IBM pense également que l’intelligence artificielle joue un rôle majeur dans la démocratisation de la gestion de patrimoine. L’objectif est de partir de l’expertise des conseillers en gestion de patrimoine pour créer un système permettant aux clients d’interagir avec lui et d’obtenir une première série de réponses sur ce qu’est la gestion de fortune. Mais l’utilisation de l’intelligence artificielle pour la gestion de patrimoine va au-delà des simples applications de questions-réponses, puisque la banque de développement de Singapour DBS et la banque australienne ANZ sont en train de développer des applications de gestion de fortune basées sur Watson.

Barclays a également annoncé son intention d’utiliser la technologie des robots pour les transferts d’argent et d’autres tâches rudimentaires. Un système d’intelligence artificielle (IA) similaire à Siri, l’assistant personnel intelligent d’Apple, peut être utilisé pour que les gens puissent parler à un appareil et obtenir les informations qu’ils demandent.

La perfection n’est pas encore atteinte

Les robots-conseillers présentent deux inconvénients pour le private banking.
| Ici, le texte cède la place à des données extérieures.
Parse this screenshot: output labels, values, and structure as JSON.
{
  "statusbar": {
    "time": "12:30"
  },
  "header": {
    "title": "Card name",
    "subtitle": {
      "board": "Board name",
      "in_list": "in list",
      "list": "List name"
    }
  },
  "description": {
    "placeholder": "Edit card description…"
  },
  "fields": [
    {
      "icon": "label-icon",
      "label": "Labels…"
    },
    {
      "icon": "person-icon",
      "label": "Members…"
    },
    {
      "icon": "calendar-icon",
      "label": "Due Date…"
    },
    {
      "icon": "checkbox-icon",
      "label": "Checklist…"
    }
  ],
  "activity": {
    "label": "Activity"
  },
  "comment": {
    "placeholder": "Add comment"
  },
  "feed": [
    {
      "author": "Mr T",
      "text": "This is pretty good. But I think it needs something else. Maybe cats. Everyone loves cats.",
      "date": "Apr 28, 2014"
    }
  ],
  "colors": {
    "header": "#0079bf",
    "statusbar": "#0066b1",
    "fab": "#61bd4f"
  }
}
D’abord, ils appliquent des algorithmes pour créer des portefeuilles essentiellement composés d’ETF. Ces portefeuilles sont très efficaces, mais ils ne répondent pas aux besoins financiers complexes des clients du private banking. Ensuite, la portée des robots-conseillers est surtout locale, car leur offre s’inscrit dans une stratégie d’optimisation de la fiscalité locale, alors que les clients private banking ont souvent des besoins mondiaux. Cela étant dit, les banques privées ne doivent pas en tirer un réconfort trompeur. Ces inconvénients ne sont pas d’ordre structurel, mais temporaire, et grâce au pouvoir de l’innovation, les robots-conseillers devraient bientôt les surmonter.

Ainsi, l’initiative Credit Suisse Digital Private Banking vise à combiner l’efficacité des robots-conseillers d’aujourd’hui avec la capacité de répondre aux besoins complexes des clients fortunés et d’offrir à ces derniers les services qu’ils attendent. Cependant, les plates-formes de placement en ligne automatisées combinées avec l’intelligence artificielle peuvent également être à l’ordre du jour, développées en parallèle d’une nouvelle génération de modèles de tarification du conseil, ce qui permettrait aux clients d’adapter les modèles de service à leurs besoins personnels. Les conseillers clientèle ne seront plus le point de contact unique des clients. Mais ils resteront au cœur de la relation avec le client, et le private banking est et restera une activité axée sur les personnes.

La question est de savoir si les robots-conseillers ou l’intelligence artificielle pourront un jour remplacer l’interaction humaine.

Nao et Pepper ont plus à offrir sur le plan visuel qu’en termes d’intelligence, mais on n’en est qu’au début. Ils sont une tentative d’humanisation du modèle du robot-conseiller. Après tout, l’élément humain est un facteur important de ces développements, et l’un des défis consiste à savoir s’ils pourront un jour remplacer l’interaction humaine. Pour le moment, les robots-conseillers sont encore limités en termes de produits et de régions, mais les choses pourraient changer.